As Mrs Loper could not form the slightest conception what the result would be, she replied with a weak smile and a request for more sausage.

These remarks, although calculated to enlist the sympathies of Crackaby and excite the mental energies of Twitter, had no effect whatever on those gentlemen, for the latter was deeply depressed, and his friend Crackaby felt for him sincerely. Thus the black sheep remained victorious in argument—which was not always the case.

Poor Twitter! He was indeed at that time utterly crestfallen, for not only had he lost considerably by the fire—his house having been uninsured—but business in the city had gone wrong somehow. A few heavy failures had occurred among speculators, and as these had always a row of minor speculators at their backs, like a row of child’s bricks, which only needs the fall of one to insure the downcome of all behind it, there had been a general tumble of speculative bricks, tailing off with a number of unspeculative ones, such as tailors, grocers, butchers, and shopkeepers generally. Mr Twitter was one of the unspeculative unfortunates, but he had not come quite down. He had only been twisted uncomfortably to one side, just as a toy brick is sometimes seen standing up here and there in the midst of surrounding wreck. Mr Twitter was not absolutely ruined. He had only “got into difficulties.”

But this was a small matter in his and his good wife’s eyes compared with the terrible fall and disappearance of their beloved Sammy.

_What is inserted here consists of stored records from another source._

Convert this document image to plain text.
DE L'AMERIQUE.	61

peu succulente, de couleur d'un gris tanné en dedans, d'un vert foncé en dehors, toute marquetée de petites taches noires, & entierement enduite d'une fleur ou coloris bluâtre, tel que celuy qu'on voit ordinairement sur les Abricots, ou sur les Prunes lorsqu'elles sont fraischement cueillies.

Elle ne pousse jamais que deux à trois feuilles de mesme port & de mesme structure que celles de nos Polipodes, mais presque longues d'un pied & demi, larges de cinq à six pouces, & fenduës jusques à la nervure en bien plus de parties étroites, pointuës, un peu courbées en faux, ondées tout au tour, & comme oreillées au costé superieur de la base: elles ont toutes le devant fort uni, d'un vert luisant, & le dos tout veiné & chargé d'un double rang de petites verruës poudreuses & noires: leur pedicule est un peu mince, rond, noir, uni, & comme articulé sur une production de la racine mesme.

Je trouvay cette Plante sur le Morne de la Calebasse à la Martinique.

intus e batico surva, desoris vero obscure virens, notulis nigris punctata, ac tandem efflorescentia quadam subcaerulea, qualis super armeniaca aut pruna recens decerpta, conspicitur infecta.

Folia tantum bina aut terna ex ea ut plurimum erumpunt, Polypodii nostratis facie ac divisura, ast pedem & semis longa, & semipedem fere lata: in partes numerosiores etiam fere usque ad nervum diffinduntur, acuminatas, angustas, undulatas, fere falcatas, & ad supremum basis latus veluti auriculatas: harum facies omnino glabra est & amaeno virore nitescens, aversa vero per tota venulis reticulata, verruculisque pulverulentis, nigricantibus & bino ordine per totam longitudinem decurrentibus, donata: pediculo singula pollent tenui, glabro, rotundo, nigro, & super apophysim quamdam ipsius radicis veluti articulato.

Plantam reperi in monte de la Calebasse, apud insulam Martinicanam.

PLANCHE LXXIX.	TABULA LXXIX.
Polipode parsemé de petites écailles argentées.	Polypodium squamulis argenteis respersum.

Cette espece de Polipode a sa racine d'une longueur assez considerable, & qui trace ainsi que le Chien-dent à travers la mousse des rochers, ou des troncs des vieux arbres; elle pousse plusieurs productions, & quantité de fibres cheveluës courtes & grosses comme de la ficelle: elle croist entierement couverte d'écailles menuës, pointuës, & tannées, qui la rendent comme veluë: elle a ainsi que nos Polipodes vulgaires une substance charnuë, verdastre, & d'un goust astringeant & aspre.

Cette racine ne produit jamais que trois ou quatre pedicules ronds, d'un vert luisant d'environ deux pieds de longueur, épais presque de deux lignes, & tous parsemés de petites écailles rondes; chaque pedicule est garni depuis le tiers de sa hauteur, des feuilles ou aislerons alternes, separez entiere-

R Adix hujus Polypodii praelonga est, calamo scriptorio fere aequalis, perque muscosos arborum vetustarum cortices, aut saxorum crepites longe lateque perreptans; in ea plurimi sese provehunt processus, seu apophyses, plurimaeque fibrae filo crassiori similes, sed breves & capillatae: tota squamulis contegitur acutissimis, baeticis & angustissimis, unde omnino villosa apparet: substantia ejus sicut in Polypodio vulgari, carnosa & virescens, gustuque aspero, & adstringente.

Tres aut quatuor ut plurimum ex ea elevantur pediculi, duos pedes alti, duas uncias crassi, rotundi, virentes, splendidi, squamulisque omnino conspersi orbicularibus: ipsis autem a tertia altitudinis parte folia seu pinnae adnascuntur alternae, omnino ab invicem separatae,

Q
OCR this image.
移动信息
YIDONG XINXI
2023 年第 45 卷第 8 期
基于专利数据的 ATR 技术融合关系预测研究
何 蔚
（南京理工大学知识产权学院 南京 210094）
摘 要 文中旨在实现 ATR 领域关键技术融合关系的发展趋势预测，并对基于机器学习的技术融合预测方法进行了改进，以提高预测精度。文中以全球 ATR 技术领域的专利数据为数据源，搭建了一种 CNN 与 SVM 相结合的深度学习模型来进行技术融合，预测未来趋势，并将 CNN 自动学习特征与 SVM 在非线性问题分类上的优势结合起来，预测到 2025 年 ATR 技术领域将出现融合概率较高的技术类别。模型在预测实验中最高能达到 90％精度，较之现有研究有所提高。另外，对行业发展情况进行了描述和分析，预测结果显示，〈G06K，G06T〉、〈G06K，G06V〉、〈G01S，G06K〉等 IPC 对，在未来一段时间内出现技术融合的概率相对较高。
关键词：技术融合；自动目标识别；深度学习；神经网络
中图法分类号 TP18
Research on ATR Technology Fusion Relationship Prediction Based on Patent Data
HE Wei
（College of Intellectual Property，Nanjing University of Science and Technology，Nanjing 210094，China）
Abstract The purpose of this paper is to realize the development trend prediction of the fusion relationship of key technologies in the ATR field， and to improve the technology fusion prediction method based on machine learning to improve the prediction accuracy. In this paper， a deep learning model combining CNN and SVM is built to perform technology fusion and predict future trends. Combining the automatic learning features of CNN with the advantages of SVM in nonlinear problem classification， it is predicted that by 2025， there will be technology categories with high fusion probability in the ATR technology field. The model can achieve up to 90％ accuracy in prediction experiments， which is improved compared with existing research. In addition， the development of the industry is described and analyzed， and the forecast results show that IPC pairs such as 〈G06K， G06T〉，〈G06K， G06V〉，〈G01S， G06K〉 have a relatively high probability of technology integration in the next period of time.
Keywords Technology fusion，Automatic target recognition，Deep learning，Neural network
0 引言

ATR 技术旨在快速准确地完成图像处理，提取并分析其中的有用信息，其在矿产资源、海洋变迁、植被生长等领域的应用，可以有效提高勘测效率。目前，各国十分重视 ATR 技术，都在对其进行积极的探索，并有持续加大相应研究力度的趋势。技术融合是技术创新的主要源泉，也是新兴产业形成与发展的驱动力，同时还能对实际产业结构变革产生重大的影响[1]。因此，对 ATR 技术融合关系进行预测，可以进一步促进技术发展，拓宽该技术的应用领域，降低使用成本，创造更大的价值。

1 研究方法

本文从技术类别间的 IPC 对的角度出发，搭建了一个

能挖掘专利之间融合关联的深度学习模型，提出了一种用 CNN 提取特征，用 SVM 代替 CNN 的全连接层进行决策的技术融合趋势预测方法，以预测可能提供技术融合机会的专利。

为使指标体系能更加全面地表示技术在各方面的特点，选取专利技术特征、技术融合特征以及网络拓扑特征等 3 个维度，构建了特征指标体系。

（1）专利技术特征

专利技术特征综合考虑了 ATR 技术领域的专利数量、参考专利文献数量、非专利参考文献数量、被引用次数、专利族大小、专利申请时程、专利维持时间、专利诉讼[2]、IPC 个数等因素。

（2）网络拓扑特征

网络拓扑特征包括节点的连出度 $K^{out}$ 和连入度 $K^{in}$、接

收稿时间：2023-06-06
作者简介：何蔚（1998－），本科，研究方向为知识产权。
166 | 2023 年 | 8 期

He had always been such a good, obedient boy; and, as his mother said, “so sensitive.” It never occurred to Mrs Twitter that this sensitiveness was very much the cause of his fall and disappearance, for the same weakness, or cowardice, that rendered him unable to resist the playful banter of his drinking comrades, prevented him from returning to his family in disgrace.

“You have not yet advertised, I think?” said Crackaby.

“No, not yet,” answered Twitter; “we cannot bear to publish it. But we have set several detectives on his track. In fact we expect one of them this very evening; and I shouldn’t wonder if that was him,” he added, as a loud knock was heard at the door.

“Please, ma’am,” said the domestic, “Mr Welland’s at the door with another gentleman. ’E says ’e won’t come in—’e merely wishes to speak to you for a moment.”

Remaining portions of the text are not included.